METO, the Minnesota Extended Treatment Option at Cambridge, opened in 1999 to serve persons with developmental disabilities who present a risk to public safety. Last September, the Ombudsman for Mental Health and Developmental Disabilities documented excessive use of restraints at the program in a report, Just Plain Wrong. Last month a METO resident filed a lawsuit in federal district court seeking redress for residents who had been subject to restraint procedures there.
In 1945 the Minnesota Legislature established a comparable program, the Annex for Defective Delinquents, at the St. Cloud Reformatory to serve about 60 “chronic defective delinquent males” from the Faribault School for the Feeble-Minded. The Faribault superintendent acknowledged that these men had lived in a “cottage” that was more like a jail. During the next two decades, almost 300 men with developmental disabilities were sent to the Annex, where the men lived in a large dormitory apart from the regular prison population and worked, or learned to work, on jobs in the prison.

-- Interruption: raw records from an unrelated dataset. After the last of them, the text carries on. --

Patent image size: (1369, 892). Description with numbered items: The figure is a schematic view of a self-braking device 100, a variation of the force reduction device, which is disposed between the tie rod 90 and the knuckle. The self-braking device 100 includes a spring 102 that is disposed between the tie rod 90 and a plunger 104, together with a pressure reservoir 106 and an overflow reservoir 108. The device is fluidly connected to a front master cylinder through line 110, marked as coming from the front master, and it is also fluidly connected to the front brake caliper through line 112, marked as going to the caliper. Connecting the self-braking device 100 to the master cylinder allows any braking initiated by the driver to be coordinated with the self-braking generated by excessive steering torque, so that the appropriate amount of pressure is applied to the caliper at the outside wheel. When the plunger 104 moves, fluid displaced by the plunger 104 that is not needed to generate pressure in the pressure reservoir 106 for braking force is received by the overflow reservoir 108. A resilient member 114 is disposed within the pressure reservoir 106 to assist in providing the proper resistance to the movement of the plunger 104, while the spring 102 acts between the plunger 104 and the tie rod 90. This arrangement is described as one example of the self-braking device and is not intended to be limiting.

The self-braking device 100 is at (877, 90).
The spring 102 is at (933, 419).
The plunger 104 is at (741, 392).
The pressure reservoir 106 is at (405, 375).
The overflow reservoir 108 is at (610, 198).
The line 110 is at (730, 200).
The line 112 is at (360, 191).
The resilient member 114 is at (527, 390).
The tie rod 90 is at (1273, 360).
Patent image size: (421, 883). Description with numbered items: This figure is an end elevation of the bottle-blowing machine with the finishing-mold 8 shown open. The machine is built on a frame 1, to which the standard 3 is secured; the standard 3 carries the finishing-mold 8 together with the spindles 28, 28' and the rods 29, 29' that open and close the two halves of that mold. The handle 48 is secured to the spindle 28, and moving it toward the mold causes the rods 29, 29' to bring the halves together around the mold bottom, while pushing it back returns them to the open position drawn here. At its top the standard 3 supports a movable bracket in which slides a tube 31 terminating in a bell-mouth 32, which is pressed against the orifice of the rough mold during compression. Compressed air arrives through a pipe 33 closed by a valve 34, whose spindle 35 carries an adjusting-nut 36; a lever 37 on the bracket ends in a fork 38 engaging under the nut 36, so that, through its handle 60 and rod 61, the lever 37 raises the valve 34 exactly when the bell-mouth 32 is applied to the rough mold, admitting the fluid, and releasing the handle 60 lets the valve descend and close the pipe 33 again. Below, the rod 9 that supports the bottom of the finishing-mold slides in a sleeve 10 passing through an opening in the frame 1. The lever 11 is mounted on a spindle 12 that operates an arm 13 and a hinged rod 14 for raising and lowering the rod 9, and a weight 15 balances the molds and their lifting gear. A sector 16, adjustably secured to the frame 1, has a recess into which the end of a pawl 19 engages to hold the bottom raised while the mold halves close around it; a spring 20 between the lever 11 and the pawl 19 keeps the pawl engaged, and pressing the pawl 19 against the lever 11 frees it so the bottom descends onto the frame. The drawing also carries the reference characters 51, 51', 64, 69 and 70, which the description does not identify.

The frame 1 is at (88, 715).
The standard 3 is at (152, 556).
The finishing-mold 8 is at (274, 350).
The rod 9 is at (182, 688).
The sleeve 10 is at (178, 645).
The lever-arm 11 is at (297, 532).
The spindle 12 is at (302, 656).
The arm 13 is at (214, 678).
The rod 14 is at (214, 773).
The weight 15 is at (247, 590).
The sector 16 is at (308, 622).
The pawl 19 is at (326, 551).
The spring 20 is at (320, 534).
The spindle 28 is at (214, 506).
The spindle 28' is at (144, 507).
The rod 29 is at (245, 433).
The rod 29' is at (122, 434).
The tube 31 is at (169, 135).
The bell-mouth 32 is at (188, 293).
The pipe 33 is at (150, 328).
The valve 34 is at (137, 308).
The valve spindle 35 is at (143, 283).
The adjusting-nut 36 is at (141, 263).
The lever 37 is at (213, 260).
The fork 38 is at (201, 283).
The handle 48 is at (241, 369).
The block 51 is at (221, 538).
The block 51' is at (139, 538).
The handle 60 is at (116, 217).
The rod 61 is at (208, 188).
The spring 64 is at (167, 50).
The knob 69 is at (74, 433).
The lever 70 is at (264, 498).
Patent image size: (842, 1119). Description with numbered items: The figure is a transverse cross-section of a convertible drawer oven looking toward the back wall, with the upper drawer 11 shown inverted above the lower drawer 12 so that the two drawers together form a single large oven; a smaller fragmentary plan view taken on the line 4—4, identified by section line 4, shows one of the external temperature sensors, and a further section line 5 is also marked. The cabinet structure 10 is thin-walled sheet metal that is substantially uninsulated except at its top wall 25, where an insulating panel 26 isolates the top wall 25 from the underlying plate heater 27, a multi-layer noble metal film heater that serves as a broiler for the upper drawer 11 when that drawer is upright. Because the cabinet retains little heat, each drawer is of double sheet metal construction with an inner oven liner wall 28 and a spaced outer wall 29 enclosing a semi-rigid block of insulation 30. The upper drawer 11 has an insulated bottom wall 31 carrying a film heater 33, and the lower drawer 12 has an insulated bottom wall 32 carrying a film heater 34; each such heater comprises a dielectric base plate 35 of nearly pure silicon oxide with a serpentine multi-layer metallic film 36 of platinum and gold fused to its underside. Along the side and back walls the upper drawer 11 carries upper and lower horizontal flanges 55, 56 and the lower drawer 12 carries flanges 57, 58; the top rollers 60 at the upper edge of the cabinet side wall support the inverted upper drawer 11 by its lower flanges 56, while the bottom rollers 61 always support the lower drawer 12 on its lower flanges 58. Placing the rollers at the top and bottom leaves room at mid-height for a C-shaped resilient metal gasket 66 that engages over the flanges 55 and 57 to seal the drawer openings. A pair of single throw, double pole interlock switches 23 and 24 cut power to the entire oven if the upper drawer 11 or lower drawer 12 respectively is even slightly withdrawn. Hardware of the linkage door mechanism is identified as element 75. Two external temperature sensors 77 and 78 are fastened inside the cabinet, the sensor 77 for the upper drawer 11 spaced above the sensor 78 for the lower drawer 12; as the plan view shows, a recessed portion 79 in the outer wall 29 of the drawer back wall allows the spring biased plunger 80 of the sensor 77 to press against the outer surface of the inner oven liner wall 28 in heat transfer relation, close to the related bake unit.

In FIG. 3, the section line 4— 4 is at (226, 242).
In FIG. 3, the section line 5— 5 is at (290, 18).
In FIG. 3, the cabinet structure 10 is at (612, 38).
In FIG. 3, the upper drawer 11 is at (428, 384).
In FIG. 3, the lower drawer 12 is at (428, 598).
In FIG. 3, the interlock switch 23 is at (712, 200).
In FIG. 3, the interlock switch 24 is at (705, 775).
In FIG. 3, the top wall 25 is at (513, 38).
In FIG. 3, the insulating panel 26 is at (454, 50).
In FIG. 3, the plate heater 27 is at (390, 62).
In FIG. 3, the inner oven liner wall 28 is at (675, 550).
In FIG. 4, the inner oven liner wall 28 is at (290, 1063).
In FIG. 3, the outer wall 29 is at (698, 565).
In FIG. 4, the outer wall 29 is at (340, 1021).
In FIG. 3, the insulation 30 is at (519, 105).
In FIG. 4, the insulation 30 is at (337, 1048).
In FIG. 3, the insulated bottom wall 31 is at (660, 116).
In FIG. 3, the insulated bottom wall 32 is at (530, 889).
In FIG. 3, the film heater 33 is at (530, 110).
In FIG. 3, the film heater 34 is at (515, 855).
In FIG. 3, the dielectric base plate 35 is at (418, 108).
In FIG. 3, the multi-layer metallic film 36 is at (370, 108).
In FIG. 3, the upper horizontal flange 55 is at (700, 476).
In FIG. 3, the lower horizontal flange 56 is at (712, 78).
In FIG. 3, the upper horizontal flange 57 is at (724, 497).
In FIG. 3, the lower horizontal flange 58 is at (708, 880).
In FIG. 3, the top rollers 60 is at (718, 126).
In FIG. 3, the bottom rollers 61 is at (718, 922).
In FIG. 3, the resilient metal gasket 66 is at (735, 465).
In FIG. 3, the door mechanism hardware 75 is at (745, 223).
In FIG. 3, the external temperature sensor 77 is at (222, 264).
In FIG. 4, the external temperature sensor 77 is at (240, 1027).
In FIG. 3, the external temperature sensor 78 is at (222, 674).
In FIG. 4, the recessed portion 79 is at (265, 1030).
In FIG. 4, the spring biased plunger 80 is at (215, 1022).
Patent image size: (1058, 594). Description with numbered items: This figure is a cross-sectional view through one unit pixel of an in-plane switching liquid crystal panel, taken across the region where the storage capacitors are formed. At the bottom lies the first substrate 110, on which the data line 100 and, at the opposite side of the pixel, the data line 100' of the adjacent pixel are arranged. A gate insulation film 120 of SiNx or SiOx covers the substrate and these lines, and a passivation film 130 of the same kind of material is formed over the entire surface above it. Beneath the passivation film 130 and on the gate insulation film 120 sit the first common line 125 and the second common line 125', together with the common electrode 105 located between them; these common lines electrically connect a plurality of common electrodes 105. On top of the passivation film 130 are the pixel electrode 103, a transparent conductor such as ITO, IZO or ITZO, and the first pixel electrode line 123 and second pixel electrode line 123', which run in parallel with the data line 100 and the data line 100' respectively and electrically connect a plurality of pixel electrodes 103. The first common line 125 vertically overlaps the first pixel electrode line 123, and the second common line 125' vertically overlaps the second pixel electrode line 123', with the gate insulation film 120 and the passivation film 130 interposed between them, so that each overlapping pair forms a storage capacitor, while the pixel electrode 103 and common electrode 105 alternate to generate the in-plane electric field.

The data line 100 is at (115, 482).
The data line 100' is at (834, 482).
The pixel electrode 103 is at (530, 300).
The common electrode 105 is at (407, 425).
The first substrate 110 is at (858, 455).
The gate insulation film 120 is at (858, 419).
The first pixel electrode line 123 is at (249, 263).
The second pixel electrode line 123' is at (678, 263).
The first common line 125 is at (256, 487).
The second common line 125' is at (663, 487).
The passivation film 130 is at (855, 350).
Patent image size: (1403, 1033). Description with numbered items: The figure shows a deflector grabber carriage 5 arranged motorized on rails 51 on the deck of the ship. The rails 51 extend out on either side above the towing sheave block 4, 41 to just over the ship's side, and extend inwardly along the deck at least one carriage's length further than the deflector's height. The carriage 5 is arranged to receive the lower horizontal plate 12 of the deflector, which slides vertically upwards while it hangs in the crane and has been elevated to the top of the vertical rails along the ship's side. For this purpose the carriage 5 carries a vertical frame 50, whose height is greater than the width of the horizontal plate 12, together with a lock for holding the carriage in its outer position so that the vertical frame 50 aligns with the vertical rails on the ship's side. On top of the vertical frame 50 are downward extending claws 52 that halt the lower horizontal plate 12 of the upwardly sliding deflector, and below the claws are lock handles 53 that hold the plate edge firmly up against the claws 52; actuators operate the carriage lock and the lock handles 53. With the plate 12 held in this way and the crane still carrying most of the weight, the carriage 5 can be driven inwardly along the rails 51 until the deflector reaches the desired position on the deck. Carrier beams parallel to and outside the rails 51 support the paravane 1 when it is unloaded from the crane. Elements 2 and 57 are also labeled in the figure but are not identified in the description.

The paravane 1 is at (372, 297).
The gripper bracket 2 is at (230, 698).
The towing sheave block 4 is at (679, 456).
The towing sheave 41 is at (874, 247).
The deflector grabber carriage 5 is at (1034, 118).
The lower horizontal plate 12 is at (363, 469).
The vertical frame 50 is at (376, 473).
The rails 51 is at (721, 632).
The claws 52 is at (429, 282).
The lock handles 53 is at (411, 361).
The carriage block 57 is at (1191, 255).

Both state officials and the surveyor for a 1954 mental health study praised the program developed by the reformatory Director of Education Ralph Rosenberger. The program sought to teach a sense of social and moral responsibility, as well as offer vocational training. But others, including the Minnesota State Bar Association, objected to a program which placed men in a prison without a trial and a conviction. Those objections prompted the Legislature to close the Annex in 1963.
When the Annex opened, the director of the Division of Public Institutions said that the men there would have to follow the general rules governing the reformatory inmates, but that “any disciplinary measures must be moderate and tempered by the fact that these patients are mentally deficient.” Nothing in published reports or the records of the Annex suggests any widespread use of physical or mechanical restraint. A state official told the Governor’s Advisory Committee that army discipline was used, such as placing someone on KP. The Minneapolis Tribune reported in 1961 that Rosenberger “rules his annex delinquents with firmness sprinkled with a sense of humor and optimism.” The actual Annex records, however, reveal that some of these men were locked in cells, kept in “solitary,” or placed in segregation for offenses ranging from fighting to disobedience to insolence. A significant number of the men were also transferred to St. Peter State Hospital or the Security Hospital.
Neither state officials nor the mental health study surveyor nor the Bar Association committee challenged the type of prison discipline actually used. Today, fortunately, the Ombudsman office can scrutinize disciplinary actions in programs like the Annex or METO, and persons with disabilities can challenge those actions in court.